By-the-by, the classic medical drama scene where they shock a patient in asystole (a flat-line EKG) is incorrect; if there's no pulse at all, you keep doing compressions. Shocking won't fix asystole. Shocking is defibrillation--that is, it corrects for fibrillation, specifically ventricular fibrillation. V-fib looks like somebody's toddler tried to draw the waveform; it's just flailing erratically up and down with no fixed amplitude. The ventricles (lower chambers of the heart) are contracting in a completely uncoordinated way, so you give them a shock to hopefully get them to fall in line.

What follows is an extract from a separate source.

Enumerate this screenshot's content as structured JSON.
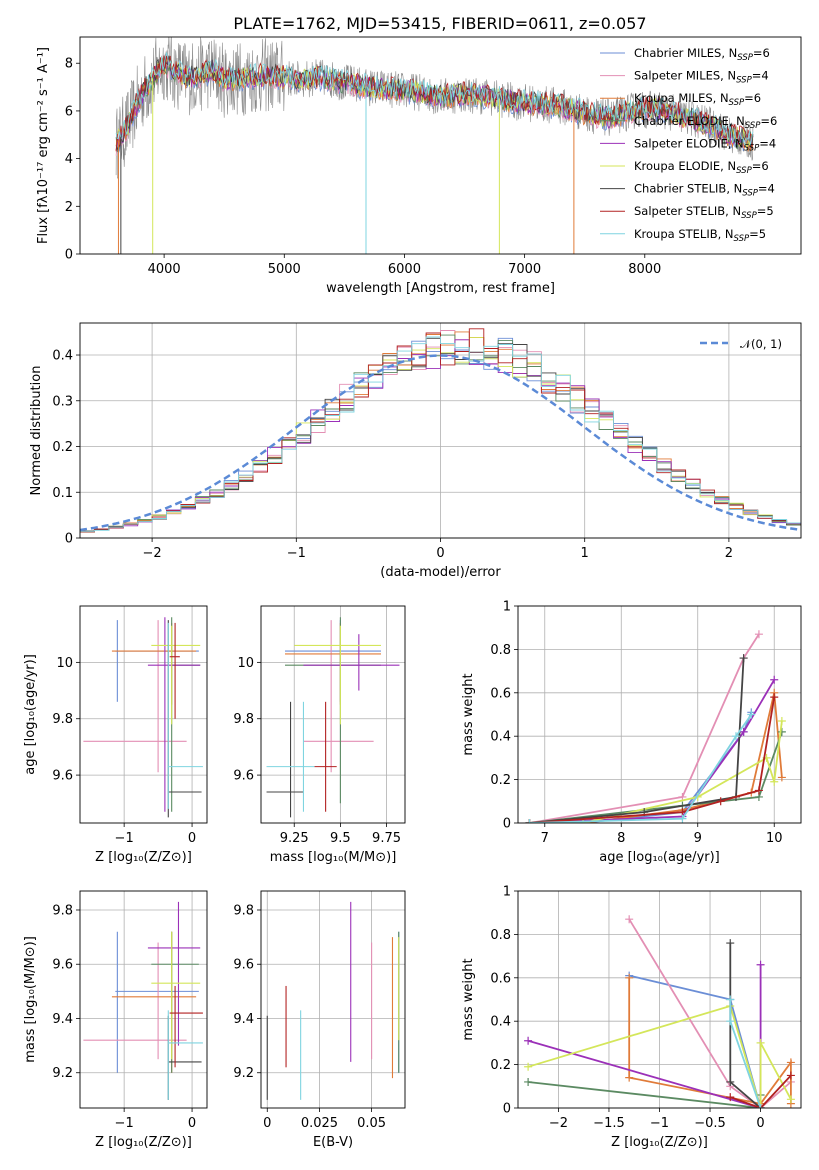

There's also atrial fibrillation, affecting the upper chambers, but the atria are far less important and I've seen patients who are just permanently in afib. It just means they aren't getting that bit of extra help so their hearts pump less efficiently.
Other heart rate anomalies can be corrected with synchronized cardioversion--a shock applied at a precise time. But I don't remember much about those because it's not really my job and doesn't seem to come up much. At a code, I bag until it's time to stick the tube down.
Yay this thread is less inane now
Other heart rate anomalies can be corrected with synchronized cardioversion--a shock applied at a precise time. But I don't remember much about those because it's not really my job and doesn't seem to come up much. At a code, I bag until it's time to stick the tube down.